Pour refuser à Mme B… la délivrance du titre de séjour qu’il avait sollicité, le préfet de Seine-et-Marne a relevé, en se fondant sur l’avis du collège des médecins de l’Office français de l’immigration et de l’intégration (OFII) du 18 octobre 2023 qu’il avait recueilli préalablement, que son état de santé nécessite une prise en charge médicale dont le défaut peut entraîner des conséquences d’une exceptionnelle gravité mais qu’elle peut bénéficier d’un traitement approprié dans son pays d’origine, eu égard à l’offre de soins et aux caractéristiques du système de santé du pays et que son état ne l’empêche pas de voyager sans risque vers son pays d’origine. Pour contester cet avis, Mme B… produit plusieurs certificats médicaux qui attestent de son suivi médical et qui indiquent qu’il n’est pas certain que le traitement insulinique au moyen d’une pompe, les méthodes de surveillance glycémique continue, et la télésurveillance par une infirmière en pratique avancée en complément de diabétologie, soient disponibles dans son pays d’origine. Toutefois, ces pièces médicales sont insuffisantes pour remettre en cause l’appréciation du collège de médecins de l’OFII quant à l’accessibilité des soins dans son pays d’origine et remettre ainsi en cause le bien-fondé de l’appréciation du préfet.
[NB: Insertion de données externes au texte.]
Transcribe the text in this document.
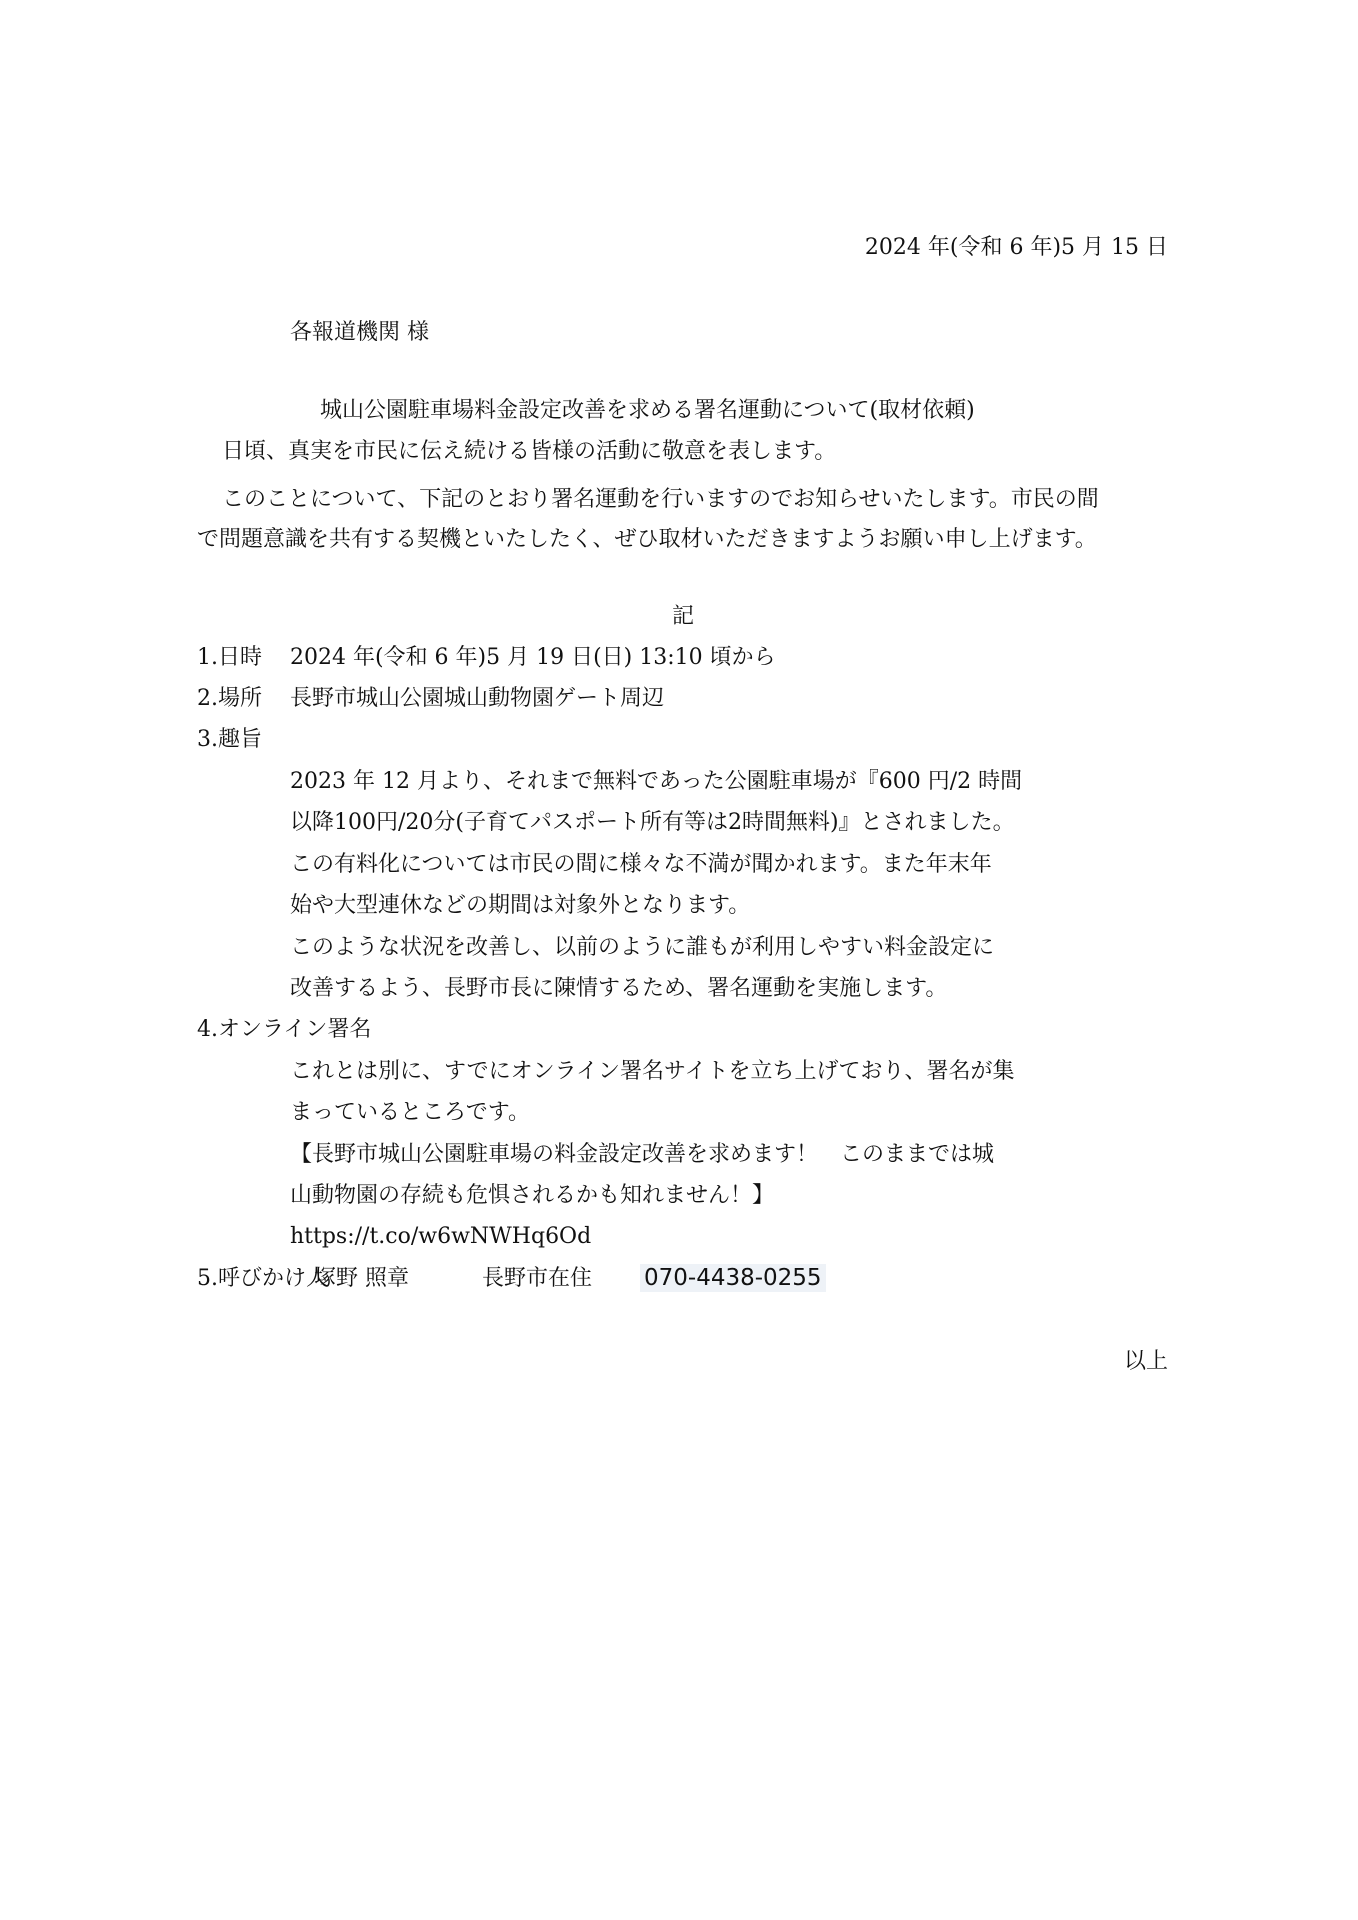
2024 年(令和 6 年)5 月 15 日
各報道機関 様
城山公園駐車場料金設定改善を求める署名運動について(取材依頼)
日頃、真実を市民に伝え続ける皆様の活動に敬意を表します。
このことについて、下記のとおり署名運動を行いますのでお知らせいたします。市民の間
で問題意識を共有する契機といたしたく、ぜひ取材いただきますようお願い申し上げます。
記
1.日時 2024 年(令和 6 年)5 月 19 日(日) 13:10 頃から
2.場所 長野市城山公園城山動物園ゲート周辺
3.趣旨
2023 年 12 月より、それまで無料であった公園駐車場が『600 円/2 時間
以降100円/20分(子育てパスポート所有等は2時間無料)』とされました。
この有料化については市民の間に様々な不満が聞かれます。また年末年
始や大型連休などの期間は対象外となります。
このような状況を改善し、以前のように誰もが利用しやすい料金設定に
改善するよう、長野市長に陳情するため、署名運動を実施します。
4.オンライン署名
これとは別に、すでにオンライン署名サイトを立ち上げており、署名が集
まっているところです。
【長野市城山公園駐車場の料金設定改善を求めます！　このままでは城
山動物園の存続も危惧されるかも知れません！】
https://t.co/w6wNWHq6Od
5.呼びかけ人塚野 照章	長野市在住 070-4438-0255
以上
Dans ces conditions, Mme B… n’est pas fondée à soutenir que le préfet de Seine-et-Marne a fait une inexacte application des dispositions de l’article L. 425-9 du code de l’entrée et du séjour des étrangers et du droit d’asile.
En sixième lieu, pour les mêmes raisons que celles qui ont été exposées au point 5, tenant à la situation personnelle et familiale de la requérante, le préfet de Seine-et-Marne n’a pas commis d’erreur manifeste d’appréciation en s’abstenant de faire usage de son pouvoir de régularisation à son endroit.
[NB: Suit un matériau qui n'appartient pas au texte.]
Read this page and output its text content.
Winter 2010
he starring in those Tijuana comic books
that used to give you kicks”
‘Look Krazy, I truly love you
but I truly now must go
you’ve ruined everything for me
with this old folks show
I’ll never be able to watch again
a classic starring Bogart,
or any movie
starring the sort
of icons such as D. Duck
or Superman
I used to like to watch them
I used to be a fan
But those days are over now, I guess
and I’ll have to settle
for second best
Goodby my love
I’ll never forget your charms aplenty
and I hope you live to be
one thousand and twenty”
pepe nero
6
En septième et dernier lieu, il résulte de ce qui précède que Mme B… n’est pas fondée à se prévaloir, par voie d’exception, de l’illégalité de la décision portant refus de séjour.
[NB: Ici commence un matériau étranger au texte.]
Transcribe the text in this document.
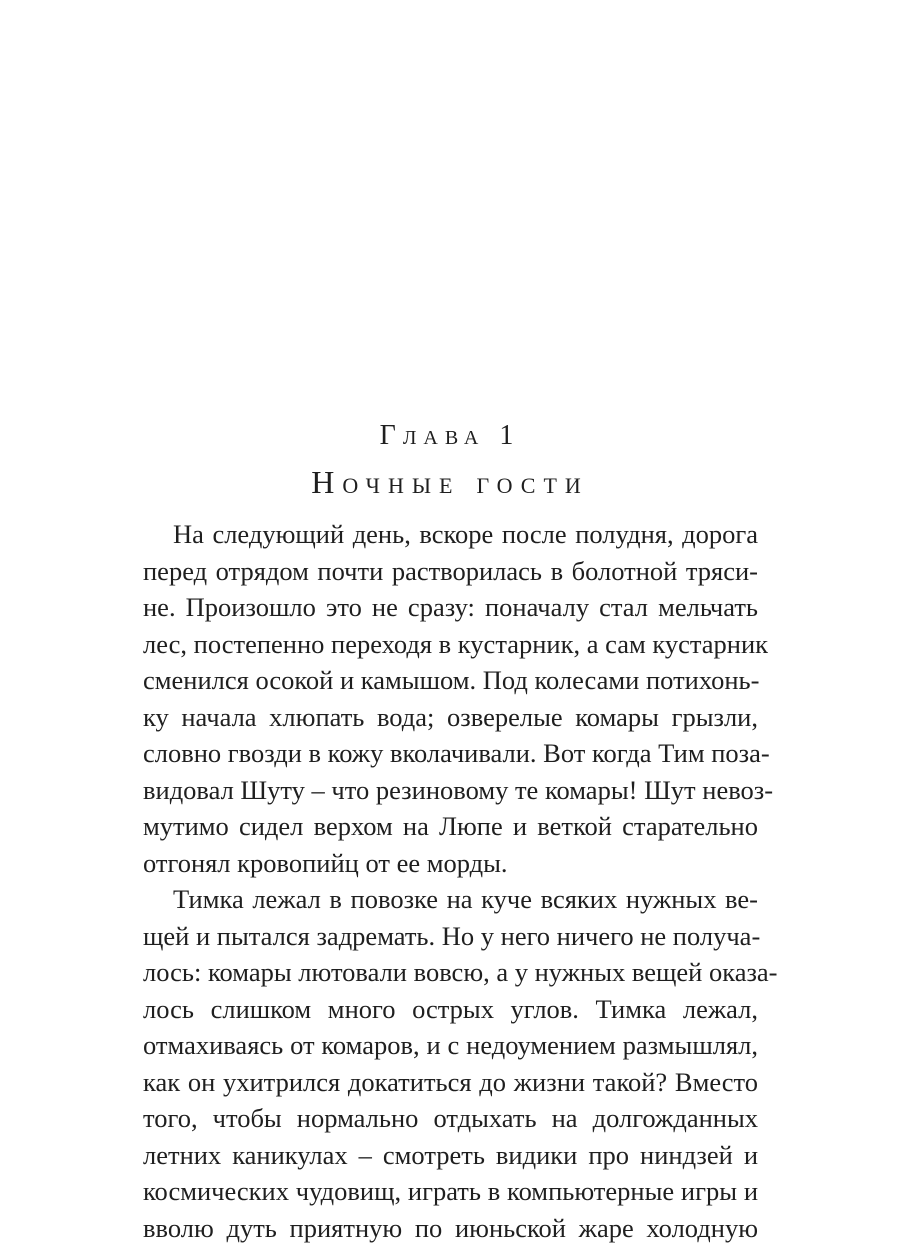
Глава 1
Ночные гости

На следующий день, вскоре после полудня, дорога
перед отрядом почти растворилась в болотной тряси-
не. Произошло это не сразу: поначалу стал мельчать
лес, постепенно переходя в кустарник, а сам кустарник
сменился осокой и камышом. Под колесами потихонь-
ку начала хлюпать вода; озверелые комары грызли,
словно гвозди в кожу вколачивали. Вот когда Тим поза-
видовал Шуту – что резиновому те комары! Шут невоз-
мутимо сидел верхом на Люпе и веткой старательно
отгонял кровопийц от ее морды.

Тимка лежал в повозке на куче всяких нужных ве-
щей и пытался задремать. Но у него ничего не получа-
лось: комары лютовали вовсю, а у нужных вещей оказа-
лось слишком много острых углов. Тимка лежал,
отмахиваясь от комаров, и с недоумением размышлял,
как он ухитрился докатиться до жизни такой? Вместо
того, чтобы нормально отдыхать на долгожданных
летних каникулах – смотреть видики про ниндзей и
космических чудовищ, играть в компьютерные игры и
вволю дуть приятную по июньской жаре холодную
Il résulte de l’ensemble de ce qui précède que, sans qu’il soit besoin de se prononcer sur la fin de non-recevoir opposée en défense, la requête de Mme B… doit être rejetée, y compris les conclusions qui tendent à l’application de l’article L. 761-1 du code de justice administrative et de l’article 37 de la loi du 10 juillet 1991.
D E C I D E :
Article 1er : La requête de Mme B… est rejetée.
Article 2 : Le présent jugement sera notifié à Mme E… B…, au préfet de Seine-et-Marne et à Me Danaé C….
Copie en sera adressée au ministre de l’intérieur.
Délibéré après l’audience du 5 septembre 2025, à laquelle siégeaient :
M. Rémy Combes, président,
Mme Marine Robin, conseillère,
Mme Héloïse Mathon, conseillère.
Rendu public par mise à disposition au greffe le 23 septembre 2025.
La rapporteure,
H. Mathon
Le président,
R. CombesLa greffière,
C. Leroy
La République mande et ordonne au préfet de Seine-et-Marne en ce qui le concerne ou à tous commissaires de justice à ce requis en ce qui concerne les voies de droit commun contre les parties privées, de pourvoir à l’exécution de la présente décision.